A few weeks ago, I showed the community to a friend. I knew I enjoyed my internship. But I didn’t know until today how much I really loved it.
Telling him about what MATE has done and more importantly what the community is doing on their own, made me so happy and so proud.
But it was not all smiles and pride. I was eager to inform him about the issues in the community and the history of the Guarani. But the tour also brought to light how much I still don’t know about the community and how many questions I still have to ask. Everyday I ask Claudio questions and he responds with detailed and informative answers. But I rarely ask delicate questions to my peers in the community. After working in Rwanda where we made the grave mistake of asking far too many questions, I have been very cautious to not make this mistake again. Also, I have had many insightful conversations with one of my favourite professors, Dr.
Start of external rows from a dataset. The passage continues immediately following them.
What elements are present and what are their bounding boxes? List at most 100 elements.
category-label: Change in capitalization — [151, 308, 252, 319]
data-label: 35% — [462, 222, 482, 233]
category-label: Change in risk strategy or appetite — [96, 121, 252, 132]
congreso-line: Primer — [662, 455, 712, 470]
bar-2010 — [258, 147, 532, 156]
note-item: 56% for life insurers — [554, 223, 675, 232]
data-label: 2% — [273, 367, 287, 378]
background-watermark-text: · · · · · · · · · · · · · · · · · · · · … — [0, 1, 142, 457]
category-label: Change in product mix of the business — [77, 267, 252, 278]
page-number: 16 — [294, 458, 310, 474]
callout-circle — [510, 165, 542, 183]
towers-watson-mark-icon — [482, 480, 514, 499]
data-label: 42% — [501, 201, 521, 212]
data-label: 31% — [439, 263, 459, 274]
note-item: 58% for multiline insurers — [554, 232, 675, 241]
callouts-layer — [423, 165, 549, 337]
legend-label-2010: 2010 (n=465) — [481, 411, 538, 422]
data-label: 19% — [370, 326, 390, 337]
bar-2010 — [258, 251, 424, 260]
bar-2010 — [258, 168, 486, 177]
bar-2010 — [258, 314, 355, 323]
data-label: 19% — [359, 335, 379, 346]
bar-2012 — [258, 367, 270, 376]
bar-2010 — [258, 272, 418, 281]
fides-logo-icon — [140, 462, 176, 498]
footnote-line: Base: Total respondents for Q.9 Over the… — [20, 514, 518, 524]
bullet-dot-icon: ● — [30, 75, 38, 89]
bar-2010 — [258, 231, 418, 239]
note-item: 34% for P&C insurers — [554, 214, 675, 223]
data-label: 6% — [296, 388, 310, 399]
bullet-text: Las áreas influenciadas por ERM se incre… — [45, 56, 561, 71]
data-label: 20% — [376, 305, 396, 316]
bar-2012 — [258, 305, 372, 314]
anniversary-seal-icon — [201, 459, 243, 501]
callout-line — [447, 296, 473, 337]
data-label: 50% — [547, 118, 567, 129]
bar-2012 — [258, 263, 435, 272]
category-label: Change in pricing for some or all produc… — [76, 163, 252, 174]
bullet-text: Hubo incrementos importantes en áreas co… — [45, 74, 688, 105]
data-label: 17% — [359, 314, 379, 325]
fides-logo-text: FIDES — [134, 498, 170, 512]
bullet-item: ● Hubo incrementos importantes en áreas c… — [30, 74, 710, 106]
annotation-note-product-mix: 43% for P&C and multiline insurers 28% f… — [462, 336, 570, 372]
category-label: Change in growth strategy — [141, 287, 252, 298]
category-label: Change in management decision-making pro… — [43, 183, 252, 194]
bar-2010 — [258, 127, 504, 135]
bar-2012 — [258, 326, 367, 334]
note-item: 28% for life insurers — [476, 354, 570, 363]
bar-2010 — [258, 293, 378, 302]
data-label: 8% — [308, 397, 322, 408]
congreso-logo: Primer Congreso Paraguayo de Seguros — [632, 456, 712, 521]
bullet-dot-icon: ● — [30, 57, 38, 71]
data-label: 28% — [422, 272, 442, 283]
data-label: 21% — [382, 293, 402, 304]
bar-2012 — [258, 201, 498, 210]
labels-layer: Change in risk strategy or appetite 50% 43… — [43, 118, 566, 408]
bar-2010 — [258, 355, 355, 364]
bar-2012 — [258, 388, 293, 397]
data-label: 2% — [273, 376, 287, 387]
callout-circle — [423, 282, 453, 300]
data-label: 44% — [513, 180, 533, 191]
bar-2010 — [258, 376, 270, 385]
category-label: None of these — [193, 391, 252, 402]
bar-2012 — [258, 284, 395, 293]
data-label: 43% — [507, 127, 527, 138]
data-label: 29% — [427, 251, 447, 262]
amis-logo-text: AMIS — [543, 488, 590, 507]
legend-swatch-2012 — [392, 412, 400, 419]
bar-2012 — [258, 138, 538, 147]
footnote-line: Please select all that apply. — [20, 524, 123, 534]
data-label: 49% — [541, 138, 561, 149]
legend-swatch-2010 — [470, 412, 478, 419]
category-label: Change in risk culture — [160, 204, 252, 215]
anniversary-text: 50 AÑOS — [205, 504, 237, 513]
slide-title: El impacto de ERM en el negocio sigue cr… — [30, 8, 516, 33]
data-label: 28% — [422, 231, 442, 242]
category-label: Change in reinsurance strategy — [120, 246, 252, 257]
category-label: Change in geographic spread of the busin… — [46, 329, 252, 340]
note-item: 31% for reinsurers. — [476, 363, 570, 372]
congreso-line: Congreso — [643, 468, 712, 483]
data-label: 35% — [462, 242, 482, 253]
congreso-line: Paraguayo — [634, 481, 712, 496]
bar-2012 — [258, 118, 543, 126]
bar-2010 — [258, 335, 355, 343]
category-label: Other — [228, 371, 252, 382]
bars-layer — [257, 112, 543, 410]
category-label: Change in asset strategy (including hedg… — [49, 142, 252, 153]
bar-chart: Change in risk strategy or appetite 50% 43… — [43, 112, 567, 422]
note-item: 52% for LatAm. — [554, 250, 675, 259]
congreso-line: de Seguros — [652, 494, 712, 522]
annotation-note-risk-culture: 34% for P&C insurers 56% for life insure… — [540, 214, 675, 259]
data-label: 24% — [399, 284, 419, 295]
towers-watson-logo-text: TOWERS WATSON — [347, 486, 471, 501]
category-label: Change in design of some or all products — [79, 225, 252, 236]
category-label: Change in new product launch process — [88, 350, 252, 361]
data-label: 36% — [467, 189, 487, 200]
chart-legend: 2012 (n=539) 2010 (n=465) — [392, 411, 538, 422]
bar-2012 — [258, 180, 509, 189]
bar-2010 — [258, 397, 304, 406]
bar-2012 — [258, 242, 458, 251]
Quinn and her work in Uganda where she has warned me that one must gain trust in a community where you are an outsider before asking too many questions. She has explained that any community has little reason to trust someone after there has been many broken promises. As well, I am the 17th CIDA intern that has worked in the community, therefore with such a high turnover rate, those in the community do not feel a need to become close who will leave so soon. 6 months isn’t long enough to build absolute trust but I can build relationships.
The other day, however, while walking through the community I asked Claudio my daily questions and he replied that I had been in the community for long enough that the people know me and I can begin to ask them the questions. So little by little, with respect and patience, I’ll begin.